The White House made changes to the rules proposed by the Food and Drug Administration (FDA) for regulating tobacco products, deleting restrictions that might have prevented online sales of e-cigarettes, Reuters reported. The rules proposed by the FDA on April 24 would subject the $2 billion industry to federal regulation for the first time. Additionally, the Office of Management and Budget weakened language indicating the FDA's concerns about the safety of both cigars and e-cigarettes.

Currently the FDA has the authority to regulate cigarettes, cigarette tobacco, roll-your-own tobacco, and smokeless tobacco, but until it issues and finalizes new rules, it lacks the authority to regulate other smoking products, such as electronic cigarettes, cigars, pipe tobacco, certain dissolvables, gels, and waterpipe tobacco. “Once the proposed rule becomes final, FDA will be able to use powerful regulatory tools, such as age restrictions and rigorous scientific review of new tobacco products and claims to reduce tobacco-related disease and death,” the agency reported.

E-cigarettes are battery-powered cartridges filled with liquid made up of propylene glycol, flavoring, and nicotine that when heated creates an inhalable vapor. The FDA’s proposal would ban the sale of e-cigarettes to people under the age of 18 and vending machine sales, though it did not restrict flavored products or TV advertising or outright prohibit online sales.

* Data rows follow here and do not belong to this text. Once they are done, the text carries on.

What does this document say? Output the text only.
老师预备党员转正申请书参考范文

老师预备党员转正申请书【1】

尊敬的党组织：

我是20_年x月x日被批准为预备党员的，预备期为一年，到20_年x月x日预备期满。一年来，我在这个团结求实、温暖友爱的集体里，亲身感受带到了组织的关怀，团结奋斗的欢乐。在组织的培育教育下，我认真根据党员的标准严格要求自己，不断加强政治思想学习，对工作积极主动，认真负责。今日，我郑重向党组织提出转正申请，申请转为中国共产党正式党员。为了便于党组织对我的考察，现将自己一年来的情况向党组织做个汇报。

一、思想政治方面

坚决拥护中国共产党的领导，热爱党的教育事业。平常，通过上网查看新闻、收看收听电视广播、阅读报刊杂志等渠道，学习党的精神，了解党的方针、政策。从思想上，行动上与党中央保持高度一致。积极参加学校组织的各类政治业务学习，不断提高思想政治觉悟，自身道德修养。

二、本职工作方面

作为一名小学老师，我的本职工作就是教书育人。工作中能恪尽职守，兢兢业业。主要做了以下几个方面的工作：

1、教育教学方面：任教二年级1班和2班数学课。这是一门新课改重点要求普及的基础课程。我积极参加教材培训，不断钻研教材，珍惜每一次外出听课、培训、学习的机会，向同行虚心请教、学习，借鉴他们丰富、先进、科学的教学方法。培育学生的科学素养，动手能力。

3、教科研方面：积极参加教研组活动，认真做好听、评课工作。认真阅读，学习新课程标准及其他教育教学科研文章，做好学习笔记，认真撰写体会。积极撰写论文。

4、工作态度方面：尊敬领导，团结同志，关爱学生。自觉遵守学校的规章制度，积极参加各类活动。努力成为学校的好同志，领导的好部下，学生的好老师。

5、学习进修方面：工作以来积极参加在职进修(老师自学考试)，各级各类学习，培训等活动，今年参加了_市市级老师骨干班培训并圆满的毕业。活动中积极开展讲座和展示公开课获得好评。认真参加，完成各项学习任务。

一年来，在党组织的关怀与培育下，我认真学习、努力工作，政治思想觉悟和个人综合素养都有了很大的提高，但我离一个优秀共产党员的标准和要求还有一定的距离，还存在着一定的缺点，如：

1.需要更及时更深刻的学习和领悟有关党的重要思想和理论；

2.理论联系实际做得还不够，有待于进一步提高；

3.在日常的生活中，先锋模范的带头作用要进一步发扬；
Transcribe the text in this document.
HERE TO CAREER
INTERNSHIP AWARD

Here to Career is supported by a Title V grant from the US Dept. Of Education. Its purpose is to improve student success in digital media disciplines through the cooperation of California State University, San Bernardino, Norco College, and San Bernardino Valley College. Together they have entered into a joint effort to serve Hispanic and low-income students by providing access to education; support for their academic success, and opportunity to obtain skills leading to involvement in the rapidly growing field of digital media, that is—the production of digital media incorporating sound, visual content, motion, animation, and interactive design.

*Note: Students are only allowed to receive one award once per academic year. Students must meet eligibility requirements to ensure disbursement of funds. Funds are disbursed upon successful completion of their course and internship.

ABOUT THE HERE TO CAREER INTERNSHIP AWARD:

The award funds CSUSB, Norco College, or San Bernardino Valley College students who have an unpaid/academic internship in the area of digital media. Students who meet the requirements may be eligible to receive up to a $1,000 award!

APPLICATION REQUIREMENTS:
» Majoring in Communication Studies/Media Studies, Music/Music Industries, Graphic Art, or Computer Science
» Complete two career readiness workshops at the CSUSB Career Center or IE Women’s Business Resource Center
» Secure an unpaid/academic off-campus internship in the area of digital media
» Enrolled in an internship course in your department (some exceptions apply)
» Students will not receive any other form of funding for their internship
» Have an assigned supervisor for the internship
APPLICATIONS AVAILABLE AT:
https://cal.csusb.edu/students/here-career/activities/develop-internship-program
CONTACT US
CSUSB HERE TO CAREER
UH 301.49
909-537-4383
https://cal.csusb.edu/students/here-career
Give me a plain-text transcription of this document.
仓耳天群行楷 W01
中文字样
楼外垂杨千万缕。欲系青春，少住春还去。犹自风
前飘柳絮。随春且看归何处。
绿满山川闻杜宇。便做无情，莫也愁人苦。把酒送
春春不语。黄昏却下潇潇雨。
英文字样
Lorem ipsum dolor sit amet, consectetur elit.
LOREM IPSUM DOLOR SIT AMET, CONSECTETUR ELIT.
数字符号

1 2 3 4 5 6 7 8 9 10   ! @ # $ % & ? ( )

Because the flavored e-cigarettes are very attractive to children, public health advocates believe they will initiate a new generation and serve as the gateway for all smoking products; yet, too much remains unknown about the long-term health impact of these devices.

Some analysts believe the e-cigarette business will eventually overtake the $80 billion-a-year tobacco business, Reuters reported. E-cigarettes come in a variety of styles, models, and sizes, with many designed to look like traditional cigarettes. People who defend e-cigs as ‘safe’ often claim they do not produce actual smoke — a person inhales vapor, not smoke — and this substantially reduces any risk of tobacco-related death. (Some studies suggest fatalities occur as a result of the smoke produced and inhaled and not the nicotine in cigarettes.) More specifically, the Electronic Cigarette Industry Group addresses any possible link to cancer with this statement: “An e-cigarette contains nearly the same trace levels of nitrosamines as the FDA-approved nicotine patch and about 1,300 times less nitrosamines than a traditional cigarette.”

The FDA extended the public comment period on its proposed rules for e-cigarettes and cigars. You have through Aug. 8 to make your opinions (and concerns) about these products known.